Papal primacy
Papal primacy, also known as the primacy of the bishop of Rome, is an ecclesiological doctrine in the Catholic Church concerning the respect and authority that is due to the pope from other bishops and their episcopal sees. While the doctrine is accepted at a fundamental level by both the Catholic Church and Eastern Orthodox Church, the two disagree on the nature of primacy.
Not to be confused with Papal supremacy, Primacy of Peter, Popery, or Hierocracy (medieval).
English academic and Catholic priest Aidan Nichols wrote that "at root, only one issue of substance divides the Eastern Orthodox and the Catholic Churches, and that is the issue of the primacy."[1] French Eastern Orthodox researcher Jean-Claude Larchet wrote that, together with the Filioque controversy, differences in interpretation of this doctrine have been and remain the primary causes of schism between the Catholic Church and the Eastern Orthodox Church.[2] In the Eastern Orthodox churches, some understand the primacy of the bishop of Rome to be merely one of greater honour, regarding him as primus inter pares ("first among equals"), without effective power over other churches.[3] Other Eastern Orthodox Christian theologians, however, view primacy as authoritative power: the expression, manifestation and realization in one bishop of the power of all the bishops and of the unity of the Church.[4]

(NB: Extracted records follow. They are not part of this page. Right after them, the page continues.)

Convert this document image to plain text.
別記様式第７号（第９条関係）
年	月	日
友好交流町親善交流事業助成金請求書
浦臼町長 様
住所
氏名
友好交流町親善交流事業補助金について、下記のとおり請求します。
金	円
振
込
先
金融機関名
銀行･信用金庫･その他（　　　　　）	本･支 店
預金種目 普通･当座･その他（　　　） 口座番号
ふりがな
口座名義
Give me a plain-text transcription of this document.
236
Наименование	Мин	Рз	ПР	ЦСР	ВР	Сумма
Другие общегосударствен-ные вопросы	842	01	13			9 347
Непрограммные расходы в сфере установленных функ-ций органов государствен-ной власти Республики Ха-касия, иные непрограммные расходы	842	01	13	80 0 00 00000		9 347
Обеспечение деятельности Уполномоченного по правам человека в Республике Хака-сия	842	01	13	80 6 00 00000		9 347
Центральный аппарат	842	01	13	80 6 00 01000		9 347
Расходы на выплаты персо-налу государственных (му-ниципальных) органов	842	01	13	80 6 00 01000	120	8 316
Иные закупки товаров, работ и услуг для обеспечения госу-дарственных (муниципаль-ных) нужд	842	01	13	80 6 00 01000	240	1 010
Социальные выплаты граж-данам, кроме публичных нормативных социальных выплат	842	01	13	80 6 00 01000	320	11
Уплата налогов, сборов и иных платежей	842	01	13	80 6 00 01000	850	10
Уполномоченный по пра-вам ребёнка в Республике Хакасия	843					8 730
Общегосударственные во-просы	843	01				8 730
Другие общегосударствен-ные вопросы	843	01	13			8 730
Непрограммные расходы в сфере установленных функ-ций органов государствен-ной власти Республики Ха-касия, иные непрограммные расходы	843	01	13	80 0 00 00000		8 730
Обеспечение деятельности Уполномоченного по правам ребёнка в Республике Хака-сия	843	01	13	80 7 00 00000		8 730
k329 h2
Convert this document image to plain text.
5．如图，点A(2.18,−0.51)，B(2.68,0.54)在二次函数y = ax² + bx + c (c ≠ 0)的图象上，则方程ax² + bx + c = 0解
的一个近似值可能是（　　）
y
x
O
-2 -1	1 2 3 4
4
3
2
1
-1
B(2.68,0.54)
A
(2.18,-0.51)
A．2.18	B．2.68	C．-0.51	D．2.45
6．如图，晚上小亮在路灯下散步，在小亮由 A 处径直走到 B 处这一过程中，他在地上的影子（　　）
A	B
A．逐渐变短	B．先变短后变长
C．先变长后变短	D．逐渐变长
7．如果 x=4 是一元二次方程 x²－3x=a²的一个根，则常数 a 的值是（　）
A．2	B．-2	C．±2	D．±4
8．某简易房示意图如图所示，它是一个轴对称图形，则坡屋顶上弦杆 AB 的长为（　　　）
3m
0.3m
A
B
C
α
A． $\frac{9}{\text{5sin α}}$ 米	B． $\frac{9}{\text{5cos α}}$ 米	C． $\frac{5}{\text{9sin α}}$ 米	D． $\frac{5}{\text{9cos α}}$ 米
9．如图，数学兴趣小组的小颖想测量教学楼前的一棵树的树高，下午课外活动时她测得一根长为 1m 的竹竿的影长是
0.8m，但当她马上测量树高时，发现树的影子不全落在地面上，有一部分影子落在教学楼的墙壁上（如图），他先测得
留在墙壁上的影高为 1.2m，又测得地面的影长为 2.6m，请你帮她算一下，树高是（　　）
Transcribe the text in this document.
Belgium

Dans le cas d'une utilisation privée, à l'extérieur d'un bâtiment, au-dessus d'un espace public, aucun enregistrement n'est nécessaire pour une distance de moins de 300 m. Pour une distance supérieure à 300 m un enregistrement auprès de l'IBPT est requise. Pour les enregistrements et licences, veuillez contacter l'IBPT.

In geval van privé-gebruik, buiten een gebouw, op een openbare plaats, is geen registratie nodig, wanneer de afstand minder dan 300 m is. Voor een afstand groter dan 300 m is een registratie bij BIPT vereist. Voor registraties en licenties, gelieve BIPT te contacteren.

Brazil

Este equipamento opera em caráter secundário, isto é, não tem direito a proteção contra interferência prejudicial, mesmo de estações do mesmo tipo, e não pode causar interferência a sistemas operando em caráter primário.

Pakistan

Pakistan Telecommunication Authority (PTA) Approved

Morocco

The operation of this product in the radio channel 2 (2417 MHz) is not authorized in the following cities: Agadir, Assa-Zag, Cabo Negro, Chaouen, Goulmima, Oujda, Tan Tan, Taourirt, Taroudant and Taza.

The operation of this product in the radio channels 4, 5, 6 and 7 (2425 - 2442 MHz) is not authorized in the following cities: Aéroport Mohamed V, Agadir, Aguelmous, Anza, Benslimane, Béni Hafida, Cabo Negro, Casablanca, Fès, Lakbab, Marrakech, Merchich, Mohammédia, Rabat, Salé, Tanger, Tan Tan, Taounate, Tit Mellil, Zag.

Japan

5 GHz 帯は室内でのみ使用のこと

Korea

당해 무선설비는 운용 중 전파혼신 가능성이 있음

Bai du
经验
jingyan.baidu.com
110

The Catholic Church attributes to the primacy of the pope "full, supreme, and universal power over the whole Church, a power which he can always exercise unhindered,"[5] a power that it attributes also to the entire body of the bishops united with the pope.[6] The power that it attributes to the pope's primatial authority has limitations that are official, legal, dogmatic, and practical.[7]
In the Ravenna Document, issued in 2007, representatives of the Eastern Orthodox Church and the Catholic Church jointly stated that both accept the bishop of Rome's primacy at the universal level, but that differences of understanding exist about how the primacy is to be exercised and about its scriptural and theological foundations.[8]
Dogma within Latin and Eastern Catholic Churches[edit]
The Catholic dogma of the primacy of the bishop of Rome is codified in both codes of canon law of the Catholic Church – the Latin Church's 1983 Code of Canon Law (1983 CIC) and the Eastern Catholic Churches' 1990 Code of Canons of the Eastern Churches (CCEO). The Second Vatican Council's 1964 dogmatic constitution Lumen gentium (LG) declared that the "pope's power of primacy" is by "virtue of his office, that is as Vicar of Christ and pastor of the whole Church," and is "full, supreme and universal power over the Church" which he "is always free to exercise."[9][10] The primacy of the bishop of Rome, according to John Hardon in Catholic Dictionary, is "primacy of jurisdiction, which means the possession of full and supreme teaching, legislative, and sacerdotal powers in the Catholic Church"; it is authority "not only in faith and morals but Church discipline and in the government of the Church."[11]
In 1983 CIC canon 331, the "bishop of Roman Church" is both the "vicar of Christ" and "pastor of the universal Church on earth."[12] Knut Walf, in New commentary on the Code of Canon Law, notes that this description, "bishop of the Roman Church," is only found in this canon, and the term Roman pontiff is generally used in 1983 CIC.[13] Ernest Caparros' et al. Code of Canon Law Annotated comments that this canon pertains to all individuals and groups of faithful within the Latin Church, of all rites and hierarchical ranks, "not only in matters of faith and morals but also in all that concerns the discipline and government of the Church throughout the whole world."[14] Heinrich Denzinger, Peter Hünermann, et al. Enchiridion symbolorum (DH) states that Christ did not form the Church as several distinct communities,[15] but unified through full communion with the bishop of Rome and profession of the same faith with the bishop of Rome.[16]
The bishop of Rome is a subject of supreme authority over the sui iuris Eastern Catholic Churches.[17] In CCEO canon 45, the bishop of Rome has "by virtue of his office" both "power over the entire Church" and "primacy of ordinary power over all the eparchies and groupings of them" within each of the Eastern Catholic Churches. Through the office "of the supreme pastor of the Church," he is in communion with the other bishops and with the entire Church, and has the right to determines whether to exercise this authority either personally or collegially.[18] This "primacy over the entire Church" includes primacy over Eastern Catholic patriarchs and eparchial bishops,[19] over governance of institutes of consecrated life,[20] and over judicial affairs.[21]
Primacy of the bishop of Rome was also codified in the 1917 Code of Canon Law (1917 CIC) canons 218–221.[22]